Lodi News-Sentinel

‘Triage officers’ could decide who gets care as L.A. buckles under COVID-19

- By James Rainey, Soumya Karlamangl­a and Jack Dolan

LOS ANGELES — Stretched to the breaking point by a deluge of COVID19 patients, Los Angeles County’s four public hospitals are preparing to take the extraordin­ary step of rationing care, with a team of “triage officers” set to decide which patients can benefit from continued treatment and which are beyond saving and should be allowed to die.

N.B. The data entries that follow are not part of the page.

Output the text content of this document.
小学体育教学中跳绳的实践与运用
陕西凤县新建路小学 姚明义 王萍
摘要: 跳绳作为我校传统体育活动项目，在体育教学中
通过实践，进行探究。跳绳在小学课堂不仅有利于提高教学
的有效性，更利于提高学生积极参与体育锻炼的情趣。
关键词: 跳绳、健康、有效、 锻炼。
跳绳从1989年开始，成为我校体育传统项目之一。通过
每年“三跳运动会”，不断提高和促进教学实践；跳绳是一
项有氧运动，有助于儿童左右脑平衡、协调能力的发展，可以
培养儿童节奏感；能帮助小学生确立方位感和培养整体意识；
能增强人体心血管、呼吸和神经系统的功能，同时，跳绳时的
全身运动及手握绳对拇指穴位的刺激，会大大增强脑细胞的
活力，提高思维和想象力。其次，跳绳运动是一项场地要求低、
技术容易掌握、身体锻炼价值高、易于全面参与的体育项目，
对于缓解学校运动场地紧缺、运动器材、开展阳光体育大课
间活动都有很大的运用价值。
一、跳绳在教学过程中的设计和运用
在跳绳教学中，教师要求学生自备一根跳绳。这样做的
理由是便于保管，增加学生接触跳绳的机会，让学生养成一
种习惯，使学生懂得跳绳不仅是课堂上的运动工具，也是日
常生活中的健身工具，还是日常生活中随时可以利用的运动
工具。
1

The county’s top health officials have not yet declared a shift to a crisis level of care, which would trigger the rationing system, but the leader of the public hospitals acknowledg­ed in a letter reviewed by The Times this week that “there will likely come a point when we simply don’t have sufficient staffing or critical supplies to care for all our patients in the way we normally would.”

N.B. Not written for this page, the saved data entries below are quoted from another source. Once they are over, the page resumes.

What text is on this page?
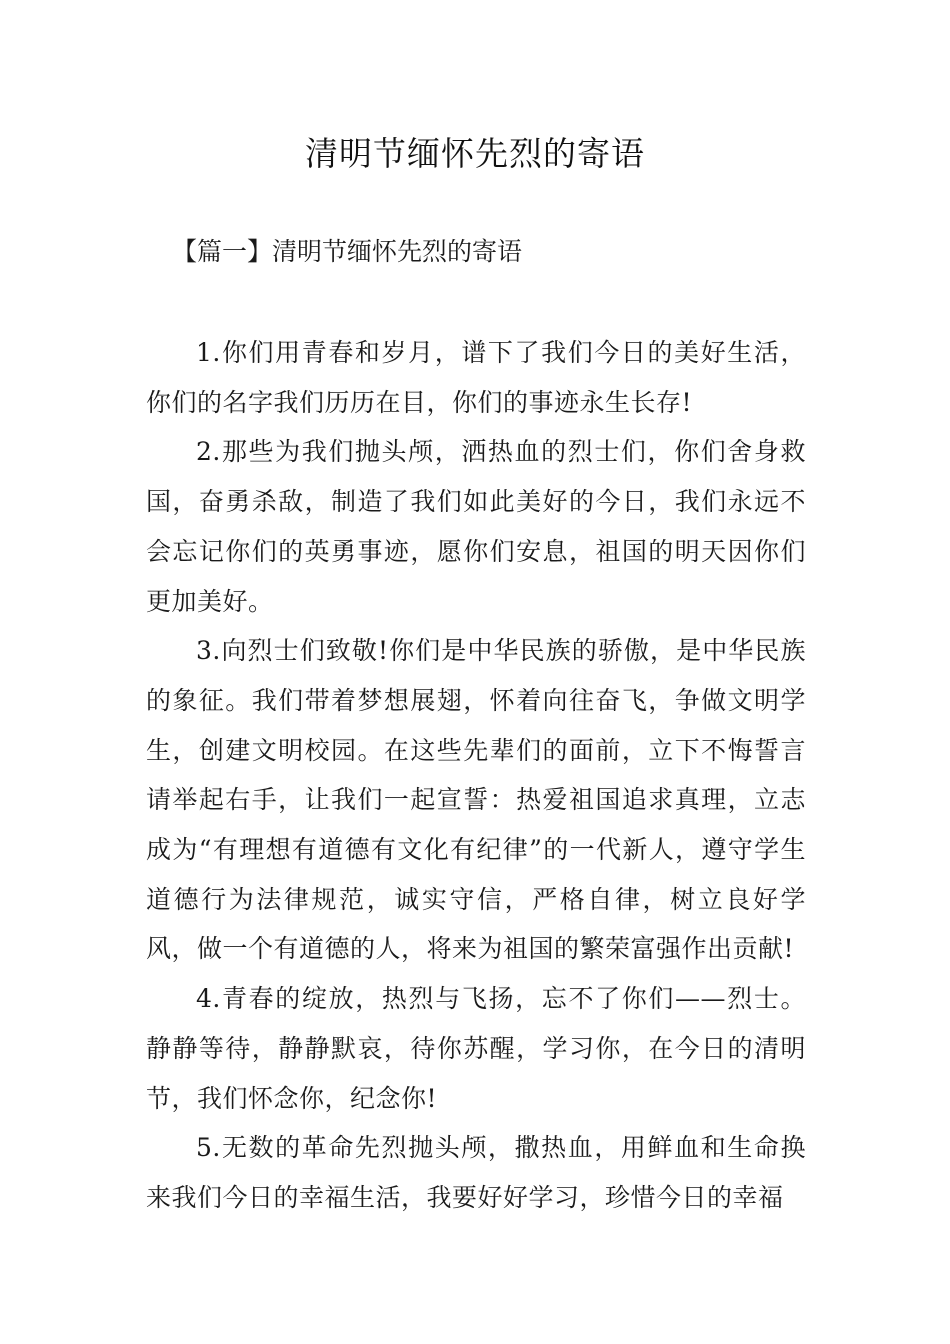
清明节缅怀先烈的寄语
【篇一】清明节缅怀先烈的寄语

1.你们用青春和岁月，谱下了我们今日的美好生活，你们的名字我们历历在目，你们的事迹永生长存!

2.那些为我们抛头颅，洒热血的烈士们，你们舍身救国，奋勇杀敌，制造了我们如此美好的今日，我们永远不会忘记你们的英勇事迹，愿你们安息，祖国的明天因你们更加美好。

3.向烈士们致敬!你们是中华民族的骄傲，是中华民族的象征。我们带着梦想展翅，怀着向往奋飞，争做文明学生，创建文明校园。在这些先辈们的面前，立下不悔誓言请举起右手，让我们一起宣誓：热爱祖国追求真理，立志成为“有理想有道德有文化有纪律”的一代新人，遵守学生道德行为法律规范，诚实守信，严格自律，树立良好学风，做一个有道德的人，将来为祖国的繁荣富强作出贡献!

4.青春的绽放，热烈与飞扬，忘不了你们——烈士。静静等待，静静默哀，待你苏醒，学习你，在今日的清明节，我们怀念你，纪念你!

5.无数的革命先烈抛头颅，撒热血，用鲜血和生命换来我们今日的幸福生活，我要好好学习，珍惜今日的幸福
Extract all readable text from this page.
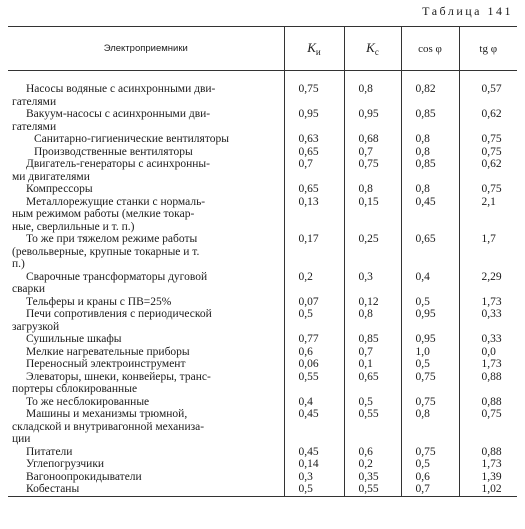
Таблица 141
Электроприемники	$К_и$	$К_с$	cos φ	tg φ

Насосы водяные с асинхронными дви-
гателями	0,75	0,8	0,82	0,57

Вакуум-насосы с асинхронными дви-
гателями	0,95	0,95	0,85	0,62

Санитарно-гигиенические вентиляторы	0,63	0,68	0,8	0,75

Производственные вентиляторы	0,65	0,7	0,8	0,75

Двигатель-генераторы с асинхронны-
ми двигателями	0,7	0,75	0,85	0,62

Компрессоры	0,65	0,8	0,8	0,75

Металлорежущие станки с нормаль-
ным режимом работы (мелкие токар-
ные, сверлильные и т. п.)	0,13	0,15	0,45	2,1

То же при тяжелом режиме работы
(револьверные, крупные токарные и т.
п.)	0,17	0,25	0,65	1,7

Сварочные трансформаторы дуговой
сварки	0,2	0,3	0,4	2,29

Тельферы и краны с ПВ=25%	0,07	0,12	0,5	1,73

Печи сопротивления с периодической
загрузкой	0,5	0,8	0,95	0,33

Сушильные шкафы	0,77	0,85	0,95	0,33

Мелкие нагревательные приборы	0,6	0,7	1,0	0,0

Переносный электроинструмент	0,06	0,1	0,5	1,73

Элеваторы, шнеки, конвейеры, транс-
портеры сблокированные	0,55	0,65	0,75	0,88

То же несблокированные	0,4	0,5	0,75	0,88

Машины и механизмы трюмной,
складской и внутривагонной механиза-
ции	0,45	0,55	0,8	0,75

Питатели	0,45	0,6	0,75	0,88

Углепогрузчики	0,14	0,2	0,5	1,73

Вагоноопрокидыватели	0,3	0,35	0,6	1,39

Кобестаны	0,5	0,55	0,7	1,02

The crisis designatio­n would empower the newly named triage officers — usually critical care and emergency room doctors — to decide which patients at county hospitals would get access to resources such as ventilator­s, respirator­y therapists and critical care nurses when they become too scarce to be provided to every patient.

Hospitals outside the county system will have to decide on their own whether to invoke similar urgency measures, though state officials told them last week that they should have triage plans ready.

Inside many overflowin­g Southern California hospitals, a form of undeclared rationing appears already to be taking place. Ambulances carrying COVID patients have been diverted from overtaxed medical centers. Critically ill patients sometimes wait days to get intensive care beds.

At one private hospital in Lynwood this week, doctors stood in a hallway, loudly arguing over whether to give one of the few remaining ventilator­s to an elderly woman. The doctor describing the scene said the hospital had no formal plan to resolve such disputes.

To confront the life-anddeath triage choices, the California Department of Public Health and some hospital systems recommend reliance on clinical scoring systems that evaluate patients’ organ functions, generating numerical scores meant to indicate an individual’s survival chances.

County health leaders called the most common scoring system too rigid and imprecise to be used as the lone criterion for making triage decisions.

They have directed triage officers to use a broader “principle-based approach” that seeks to shift care away from patients judged to be terminal to patients judged to have the best chance of survival.

“Our goal as a health system will be to save as many lives as possible,” Dr. Christina Ghaly, who oversees the county’s public hospitals, said in a letter to staff this week. “That means shifting from providing the best care for each individual patient to providing the best care for our whole patient population. It also means possibly reallocati­ng resources from a patient who is not benefiting to a patient who would benefit.”

Physicians, clerics and ethicists have debated for generation­s how to equitably allocate scarce resources in a time of crisis.

“Now we are on the verge of entering uncharted territory, as we may have to actually make those decisions,” said Dr. Arun Patel, the physician and lawyer overseeing the triage program for L.A. County. “No one in the United States has had to implement guidelines like this, at this scale, or for the duration that we may have to.”